Павел увидел, что русские войска сражаются из-за чужих интересов, союзники в высшей степени своекорыстны, к тому же недостаточно внимательны к его войскам и полководцам. Так венский придворный военный совет («гофкригсрат») ставил разные препятствия планам Суворова, отозвал от него австрийские войска, русскую армию оставлял без провианта, фуража и даже проводников. В значительной мере благодаря австрийцам русский корпус под начальством Римского-Корсакова, находившийся в Швейцарии, был разбит французами и отброшен к северу, что воспрепятствовало ему соединиться с армией Суворова. Затем скоро же обнаружилось все своекорыстие Австрии. Италия, освобожденная от французов, была захвачена австрийцами, которые, утвердившись в ней, отказывались восстановить сардинского короля в его владениях и разными мерами подавляли всякое стремление среди итальянских народов к объединению и самостоятельности.
Англичане тоже оказались не лучше австрийцев. Русский корпус Германа частью по их вине потерпел в Голландии поражение, остатки же войска были отвезены англичанами на зимние квартиры на остров Джерсей, где русские солдаты терпели крайнюю нужду в продовольствии и одежде. Узнав о лишениях своих солдат, Павел был страшно обижен и разгневан на Англию. К тому еще присоединилось одно обстоятельство, которое было последней каплей горечи для Павла. Англичане заняли Мальту, и когда Павел, как магистр ордена, потребовал возвращения ее ордену, они ему в этом отказали. Павел был вне себя от негодования, отозвал своего посла из Лондона графа Воронцова и распорядился в мае 1800 г. о том, чтобы английский посол лорд Уитворт выехал из России.
Арьергард папы
При таких обстоятельствах произошел разрыв России с союзниками. Правда, австрийские и английские дипломаты пытались смягчить неудовольствие Павла, были пущены в ход золото, тайные закулисные влияния и даже родственные связи. Сама императрица Мария Федоровна ходатайствовала за Австрию, но не могла даже неоднократными просьбами поколебать императора. Вокруг него в то время группировался другой кружок лиц, из которых докладчиком по иностранным делам был граф Ростопчин, бывший противником коалиции. Естественным последствием разрыва России с союзными державами было сближение ее с Францией, что вызывалось также событиями, происшедшими в самой Франции.

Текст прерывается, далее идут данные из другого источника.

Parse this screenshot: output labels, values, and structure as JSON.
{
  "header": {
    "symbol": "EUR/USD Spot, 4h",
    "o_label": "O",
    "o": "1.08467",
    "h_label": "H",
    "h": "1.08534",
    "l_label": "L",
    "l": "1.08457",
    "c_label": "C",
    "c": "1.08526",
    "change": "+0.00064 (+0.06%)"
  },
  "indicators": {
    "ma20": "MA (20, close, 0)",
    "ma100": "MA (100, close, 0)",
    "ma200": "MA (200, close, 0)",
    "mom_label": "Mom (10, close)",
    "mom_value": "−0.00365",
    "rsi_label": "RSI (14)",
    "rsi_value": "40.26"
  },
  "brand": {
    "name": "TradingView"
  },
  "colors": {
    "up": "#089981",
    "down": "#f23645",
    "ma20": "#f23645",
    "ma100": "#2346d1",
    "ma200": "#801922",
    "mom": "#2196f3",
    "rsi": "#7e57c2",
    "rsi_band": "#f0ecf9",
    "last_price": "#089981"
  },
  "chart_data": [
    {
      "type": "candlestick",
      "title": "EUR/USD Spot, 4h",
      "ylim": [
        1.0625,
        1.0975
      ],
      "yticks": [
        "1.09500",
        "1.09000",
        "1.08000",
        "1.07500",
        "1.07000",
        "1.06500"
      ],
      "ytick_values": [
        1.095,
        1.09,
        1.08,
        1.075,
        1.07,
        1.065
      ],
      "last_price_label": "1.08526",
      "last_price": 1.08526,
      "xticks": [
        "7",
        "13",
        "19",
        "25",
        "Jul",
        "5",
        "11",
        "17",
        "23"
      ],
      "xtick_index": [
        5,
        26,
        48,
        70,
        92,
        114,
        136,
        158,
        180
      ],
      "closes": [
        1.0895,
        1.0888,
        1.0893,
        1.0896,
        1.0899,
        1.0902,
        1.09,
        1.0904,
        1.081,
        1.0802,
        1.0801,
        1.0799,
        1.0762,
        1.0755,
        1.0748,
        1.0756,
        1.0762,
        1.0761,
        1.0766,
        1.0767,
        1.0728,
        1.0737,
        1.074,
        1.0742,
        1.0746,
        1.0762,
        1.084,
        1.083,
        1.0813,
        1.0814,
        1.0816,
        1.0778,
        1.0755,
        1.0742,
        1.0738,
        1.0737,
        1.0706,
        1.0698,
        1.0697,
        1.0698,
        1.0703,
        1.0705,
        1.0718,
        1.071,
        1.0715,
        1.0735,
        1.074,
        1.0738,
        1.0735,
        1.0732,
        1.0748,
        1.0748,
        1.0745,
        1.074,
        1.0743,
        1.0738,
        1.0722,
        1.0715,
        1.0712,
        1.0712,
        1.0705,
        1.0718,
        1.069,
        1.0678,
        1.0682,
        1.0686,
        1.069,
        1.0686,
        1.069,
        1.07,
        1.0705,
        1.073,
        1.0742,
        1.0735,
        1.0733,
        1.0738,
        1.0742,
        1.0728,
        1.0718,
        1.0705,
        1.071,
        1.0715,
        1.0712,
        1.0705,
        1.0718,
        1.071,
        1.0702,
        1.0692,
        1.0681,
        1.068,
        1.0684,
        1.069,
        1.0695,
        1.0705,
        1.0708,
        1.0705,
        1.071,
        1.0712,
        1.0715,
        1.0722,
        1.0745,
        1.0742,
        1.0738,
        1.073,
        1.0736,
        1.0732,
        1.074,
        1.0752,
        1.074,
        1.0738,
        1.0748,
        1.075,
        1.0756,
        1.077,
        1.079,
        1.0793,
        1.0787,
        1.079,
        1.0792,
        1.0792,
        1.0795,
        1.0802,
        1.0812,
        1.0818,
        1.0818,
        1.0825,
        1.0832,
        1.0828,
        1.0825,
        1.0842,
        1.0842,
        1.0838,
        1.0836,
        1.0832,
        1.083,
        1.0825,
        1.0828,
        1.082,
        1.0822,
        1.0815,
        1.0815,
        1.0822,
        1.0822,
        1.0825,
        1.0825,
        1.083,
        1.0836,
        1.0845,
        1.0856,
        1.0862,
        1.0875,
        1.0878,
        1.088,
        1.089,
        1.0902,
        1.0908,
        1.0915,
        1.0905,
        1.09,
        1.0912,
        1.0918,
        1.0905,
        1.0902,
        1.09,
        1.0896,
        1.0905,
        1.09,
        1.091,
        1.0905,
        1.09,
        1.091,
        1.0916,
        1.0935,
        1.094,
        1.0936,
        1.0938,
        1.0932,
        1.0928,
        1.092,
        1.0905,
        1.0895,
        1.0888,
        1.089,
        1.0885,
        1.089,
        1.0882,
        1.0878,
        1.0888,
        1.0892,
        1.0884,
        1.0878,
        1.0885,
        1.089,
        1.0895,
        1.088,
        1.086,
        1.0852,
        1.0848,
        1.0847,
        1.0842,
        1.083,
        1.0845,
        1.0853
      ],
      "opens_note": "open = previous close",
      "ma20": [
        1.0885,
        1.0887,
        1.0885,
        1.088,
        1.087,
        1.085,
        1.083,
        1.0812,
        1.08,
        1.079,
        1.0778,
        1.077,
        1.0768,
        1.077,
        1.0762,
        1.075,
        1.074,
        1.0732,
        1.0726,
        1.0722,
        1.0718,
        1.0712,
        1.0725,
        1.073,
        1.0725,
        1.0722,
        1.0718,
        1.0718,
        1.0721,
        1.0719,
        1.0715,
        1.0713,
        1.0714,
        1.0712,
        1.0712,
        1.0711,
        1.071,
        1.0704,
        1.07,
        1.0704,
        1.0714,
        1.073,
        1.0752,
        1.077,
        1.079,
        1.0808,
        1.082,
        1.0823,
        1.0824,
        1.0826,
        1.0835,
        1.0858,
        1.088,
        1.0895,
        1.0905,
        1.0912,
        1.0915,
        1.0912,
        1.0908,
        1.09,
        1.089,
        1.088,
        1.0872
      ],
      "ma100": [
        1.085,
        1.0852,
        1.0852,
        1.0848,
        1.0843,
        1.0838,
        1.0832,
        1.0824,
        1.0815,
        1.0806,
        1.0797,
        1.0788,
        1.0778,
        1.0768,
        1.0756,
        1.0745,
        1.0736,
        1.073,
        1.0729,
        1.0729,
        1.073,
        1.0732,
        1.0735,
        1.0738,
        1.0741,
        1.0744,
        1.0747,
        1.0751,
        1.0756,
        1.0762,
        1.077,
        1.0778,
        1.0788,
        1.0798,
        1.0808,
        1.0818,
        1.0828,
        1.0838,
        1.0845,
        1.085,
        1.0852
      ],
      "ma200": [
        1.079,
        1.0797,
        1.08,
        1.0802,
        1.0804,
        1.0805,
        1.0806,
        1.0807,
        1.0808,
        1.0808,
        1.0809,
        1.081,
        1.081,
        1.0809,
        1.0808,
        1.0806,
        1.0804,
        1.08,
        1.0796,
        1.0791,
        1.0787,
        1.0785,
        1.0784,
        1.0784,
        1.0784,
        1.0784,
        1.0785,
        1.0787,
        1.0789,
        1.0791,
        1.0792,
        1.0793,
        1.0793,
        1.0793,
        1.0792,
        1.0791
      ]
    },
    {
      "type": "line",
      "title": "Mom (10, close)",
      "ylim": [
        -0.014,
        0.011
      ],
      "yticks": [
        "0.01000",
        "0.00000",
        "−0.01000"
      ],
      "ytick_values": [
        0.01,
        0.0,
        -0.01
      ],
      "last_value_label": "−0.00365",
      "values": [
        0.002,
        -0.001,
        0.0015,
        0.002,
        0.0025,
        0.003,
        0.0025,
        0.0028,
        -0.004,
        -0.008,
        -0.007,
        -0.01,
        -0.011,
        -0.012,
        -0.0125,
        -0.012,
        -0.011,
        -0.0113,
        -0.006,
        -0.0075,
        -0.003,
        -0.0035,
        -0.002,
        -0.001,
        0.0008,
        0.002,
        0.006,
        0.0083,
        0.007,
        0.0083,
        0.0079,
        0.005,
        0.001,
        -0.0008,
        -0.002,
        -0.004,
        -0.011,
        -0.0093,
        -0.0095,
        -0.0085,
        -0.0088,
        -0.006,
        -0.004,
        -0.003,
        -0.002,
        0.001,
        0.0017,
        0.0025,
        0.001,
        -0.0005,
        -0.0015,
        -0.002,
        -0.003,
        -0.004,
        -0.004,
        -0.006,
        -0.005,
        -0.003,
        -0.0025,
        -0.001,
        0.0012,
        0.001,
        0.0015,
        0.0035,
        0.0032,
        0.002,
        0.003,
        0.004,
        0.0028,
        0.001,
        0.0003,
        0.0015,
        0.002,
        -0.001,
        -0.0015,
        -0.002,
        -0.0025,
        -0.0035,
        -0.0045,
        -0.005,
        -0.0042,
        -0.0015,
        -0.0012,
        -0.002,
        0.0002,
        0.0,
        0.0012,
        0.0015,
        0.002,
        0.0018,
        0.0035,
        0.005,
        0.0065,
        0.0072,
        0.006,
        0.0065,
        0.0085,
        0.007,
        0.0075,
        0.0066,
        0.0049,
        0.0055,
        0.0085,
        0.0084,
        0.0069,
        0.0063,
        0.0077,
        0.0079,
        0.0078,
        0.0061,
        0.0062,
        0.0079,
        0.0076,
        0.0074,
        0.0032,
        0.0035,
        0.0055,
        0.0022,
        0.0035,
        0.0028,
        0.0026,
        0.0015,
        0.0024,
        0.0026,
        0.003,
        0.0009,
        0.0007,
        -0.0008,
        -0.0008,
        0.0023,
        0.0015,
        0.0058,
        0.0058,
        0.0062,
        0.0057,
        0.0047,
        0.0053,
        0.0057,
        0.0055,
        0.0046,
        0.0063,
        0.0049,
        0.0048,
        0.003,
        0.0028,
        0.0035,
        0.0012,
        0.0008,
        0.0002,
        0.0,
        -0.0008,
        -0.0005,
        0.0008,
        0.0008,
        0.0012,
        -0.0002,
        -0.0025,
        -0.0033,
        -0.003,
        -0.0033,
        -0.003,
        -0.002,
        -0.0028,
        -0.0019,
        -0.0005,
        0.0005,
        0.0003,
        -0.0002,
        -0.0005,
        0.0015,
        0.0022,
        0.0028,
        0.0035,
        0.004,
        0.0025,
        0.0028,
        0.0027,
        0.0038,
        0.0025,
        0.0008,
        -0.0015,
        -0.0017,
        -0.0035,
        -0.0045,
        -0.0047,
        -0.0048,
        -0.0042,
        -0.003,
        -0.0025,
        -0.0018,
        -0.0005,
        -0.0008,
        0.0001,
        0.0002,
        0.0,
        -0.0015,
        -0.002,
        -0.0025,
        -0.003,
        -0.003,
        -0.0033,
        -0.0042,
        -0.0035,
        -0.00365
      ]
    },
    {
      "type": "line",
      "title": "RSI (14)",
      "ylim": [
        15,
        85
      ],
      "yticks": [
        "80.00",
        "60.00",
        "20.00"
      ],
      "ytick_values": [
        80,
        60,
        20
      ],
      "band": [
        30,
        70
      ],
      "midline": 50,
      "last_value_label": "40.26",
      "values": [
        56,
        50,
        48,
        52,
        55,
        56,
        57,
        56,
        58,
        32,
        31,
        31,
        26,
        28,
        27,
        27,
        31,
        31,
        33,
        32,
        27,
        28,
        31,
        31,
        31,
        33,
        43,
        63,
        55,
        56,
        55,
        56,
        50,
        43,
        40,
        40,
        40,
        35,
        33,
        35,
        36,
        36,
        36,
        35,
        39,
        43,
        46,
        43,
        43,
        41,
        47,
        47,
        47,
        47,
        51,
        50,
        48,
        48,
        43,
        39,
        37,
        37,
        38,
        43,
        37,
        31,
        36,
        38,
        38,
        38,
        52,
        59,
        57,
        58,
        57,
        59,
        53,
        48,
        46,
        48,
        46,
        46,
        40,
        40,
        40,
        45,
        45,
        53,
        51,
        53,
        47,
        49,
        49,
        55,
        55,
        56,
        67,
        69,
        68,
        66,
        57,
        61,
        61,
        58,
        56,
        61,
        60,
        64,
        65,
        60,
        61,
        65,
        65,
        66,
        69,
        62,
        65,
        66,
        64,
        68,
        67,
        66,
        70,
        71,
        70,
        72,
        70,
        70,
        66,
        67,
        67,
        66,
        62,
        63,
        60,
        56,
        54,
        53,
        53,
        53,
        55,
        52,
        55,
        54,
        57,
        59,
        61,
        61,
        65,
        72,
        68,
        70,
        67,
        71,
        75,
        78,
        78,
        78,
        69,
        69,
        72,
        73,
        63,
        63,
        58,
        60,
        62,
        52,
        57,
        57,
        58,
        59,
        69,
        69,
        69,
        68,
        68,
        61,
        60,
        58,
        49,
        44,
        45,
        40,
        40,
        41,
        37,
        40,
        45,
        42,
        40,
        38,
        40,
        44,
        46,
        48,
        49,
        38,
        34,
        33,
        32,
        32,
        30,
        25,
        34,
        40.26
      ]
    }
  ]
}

Переворот 18 брюмера превратил генерала Бонапарта в первого консула, а битва при Маренго (весной 1800 г.), в которой Бонапарт одержал решительную победу над австрийцами, вернула Франции Италию и вознесла еще на большую высоту гениального полководца. Эту перемену превосходно понял Павел. В сентябре 1800 года он, по сообщению датского посланника Розенкранца, объясняя перемену русской политики, говорил последнему: «Политика его (Павла) вот уже три года остается неизменной и связана с справедливостью там, где его величество полагает ее найти. Долгое время он был того мнения, что справедливость находится на стороне противников Франции, правительство которой угрожало всем державам. Теперь же в этой стране в скором времени водворится король, если не по имени, то, но крайней мере, по существу, что изменяет положение дел. Он бросил сторонников этой партии, которая и есть австрийская, когда обнаружилось, что справедливость не на ее стороне. То же самое он испытал относительно англичан. Он склоняется единственно в сторону справедливости, а не к тому или другому правительству, к той или другой нации, и те, которые иначе судят о его политике, положительно ошибаются».
Приготовление к вахтпараду при Павле I
Император Павел Петрович принес на престол унаследованную им от отца и пышно развившуюся в гатчинском бездействии страсть к фронтовому учению на прусский манер. Свой деловой день в Петербурге он, по примеру Фридриха II, начинал вахтпарадом на плацу перед дворцом для отдельных частей столичного гарнизона по наряду. Раздражительность императора Павла проявлялась на этих парадах в самых несдержанных и резких формах, часто по ничтожным поводам. Малейшая неисправность в амуниции, едва заметная неточность в фронтовых движениях или ружейных приемах вызывали у него бурные припадки гнева, во время которых, по свидетельству современников, лицо его покрывалось пятнами, глаза расширялись и вспыхивали недобрыми огоньками, с уст срывались сиповатым перехваченным голосом грубые и жестокие слова, а иногда государь доходил до того, что собственноручно бил тростью виноватых офицеров. Из-за пустяков офицеры разжаловались в рядовые или прямо с парада ехали в ссылку, служить в глухой провинции; целые полки иногда подвергались опале и штрафам.